Trump impose la douche écossaisse à ses partenaires du G7

LA MALBAIE, Qc — Le président américain Donald Trump a conclu son court voyage au Canada en donnant «10 sur 10» à ses relations avec les autres pays du G7 et en dénonçant les rumeurs de discorde entre les États-Unis et le reste du monde comme n’étant rien de plus que de «fausses nouvelles».

Ce qui ne l’a pas empêché, en début de soirée, de lancer un pavé dans la mare diplomatique en annonçant son refus d’accepter le communiqué final et en insultant, par Twitter, le premier ministre canadien Justin Trudeau.

«En raison des fausses déclarations de Justin pendant sa conférence de presse, et le fait que le Canada impose d’énormes tarifs à nos fermiers, nos travailleurs et nos entreprises, j’ai donné l’instruction à nos représentants américains de ne pas appuyer le communiqué pendant que nous nous penchons sur les tarifs sur les automobiles qui inondent le marché des États-Unis!», a-t-il écrit.

Le locataire de la Maison-Blanche a reproché à M. Trudeau de s’être montré «docile» pendant leur rencontre bilatérale de vendredi et d’avoir ensuite soutenu en clôture du sommet, «qu’il ne se laisserait pas bousculer».

Pourtant, quelques heures plus tôt, avant de quitter La Malbaie, M. Trump s’était montré tout mielleux avec ses collègues du G7.

En conférence de presse à La Malbaie, il avait défendu sa controversée proposition de réintégrer la Russie afin de former un G8 et déblatéré, une fois de plus, sur les déficits commerciaux injustes subis par son pays.

Le président a mis cette situation sur le compte des précédents leaders internationaux, mais a affirmé que les dirigeants actuels, dont le premier ministre Justin Trudeau, savaient que le «pot aux roses» avait été découvert.

Donald Trump a tenu ces propos peu avant de quitter le Québec afin de se rendre à Singapour pour sa rencontre historique avec le leader de la Corée du Nord, Kim Jong-un. Le président des États-Unis ratera ainsi l’atelier du G7 sur les changements climatiques.

Lorsqu’un journaliste de la chaîne américaine CNN a demandé à M. Trump s’il avait oui ou non semé la zizanie au sein du G7, le président a tancé le reporter, lui reprochant de colporter de «fausses nouvelles».

Le milliardaire a soutenu qu’il s’entendait très bien avec la chancelière allemande, Angela Merkel, avec le président français, Emmanuel Macron, et avec M. Trudeau.

«Je donnerais à ces relations un 10 sur 10. Nous avons d’excellentes relations, Angela, Emmanuel, Justin et moi», a assuré Donald Trump.

Il a indiqué que les déficits commerciaux auxquels les États-Unis étaient confrontés avec «pratiquement chaque pays du monde» étaient la faute des anciens leaders.
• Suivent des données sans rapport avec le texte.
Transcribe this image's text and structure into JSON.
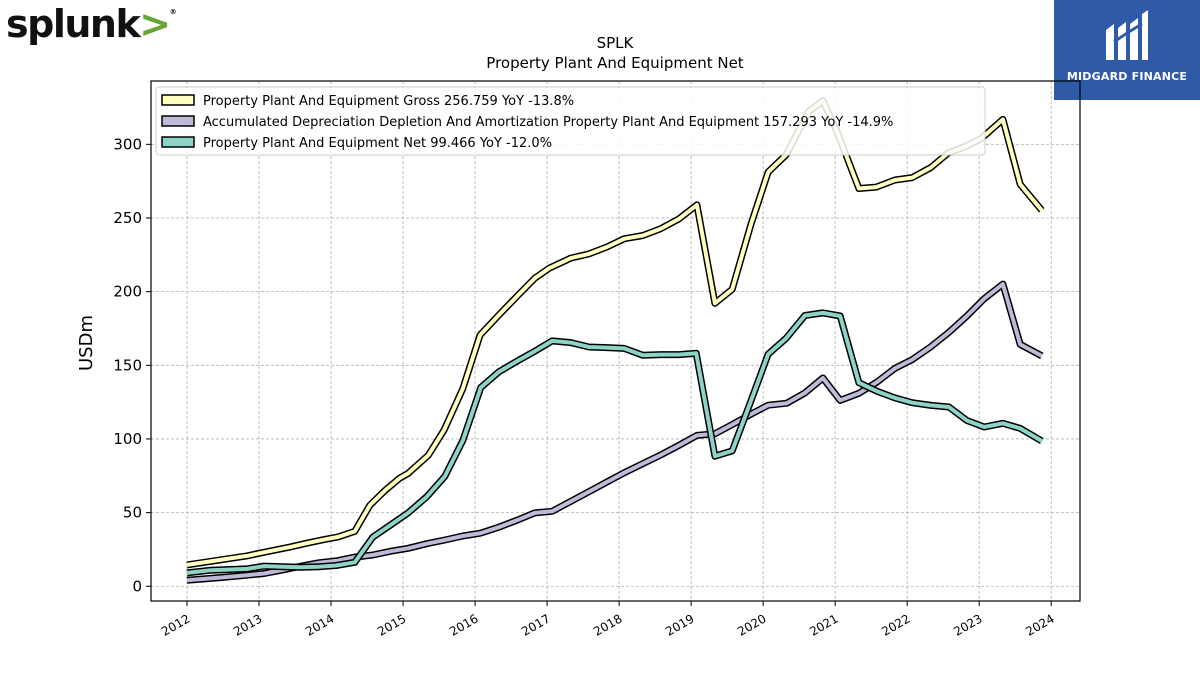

«Je retourne loin en arrière. On peut retourner jusqu’à 50 ans en arrière, honnêtement. La situation n’a fait qu’empirer, empirer et empirer.»

M. Trump a ajouté qu’il ne tenait pas les dirigeants actuels responsables de ces déficits, mais qu’il avait un sérieux avertissement pour eux s’ils ne collaboraient pas avec lui pour remédier à ce qu’il perçoit comme une injustice.

«Je vais les considérer comme responsables s’ils n’agissent pas de manière intelligente et qu’ils ne font pas ce qu’ils ont à faire parce qu’ils n’ont pas le choix», a-t-il martelé.

«Ils le comprennent. Ils le savent. Lorsque je leur parle de cela, ils me sourient. C’est un peu comme si le pot aux roses avait été découvert.»

Quant à la Russie, le président américain a répété qu’elle devrait être invitée à revenir au sein du G7 parce qu’un G8 aurait plus de sens.

«Je pense que le retour de la Russie serait un atout. Je pense que ce serait une bonne chose pour le monde, pour la Russie, pour les États-Unis et pour tous les pays membres du G7», a affirmé Donald Trump.

«On veut la paix dans le monde, on ne cherche pas à jouer à des jeux de pouvoir.»

Mais, à Moscou, le ministre russe des Affaires étrangères, Sergueï Lavrov, a, selon l’agence AFP, jeté une douche froide sur les espoirs de M. Trump en affirmant que la Russie n’a pas l’intention de réintégrer un G8, préférant travailler au sein du G20.

Le Canada a opposé un refus catégorique à la réintégration de la Russie, évoquant l’annexion de la Crimée par Moscou.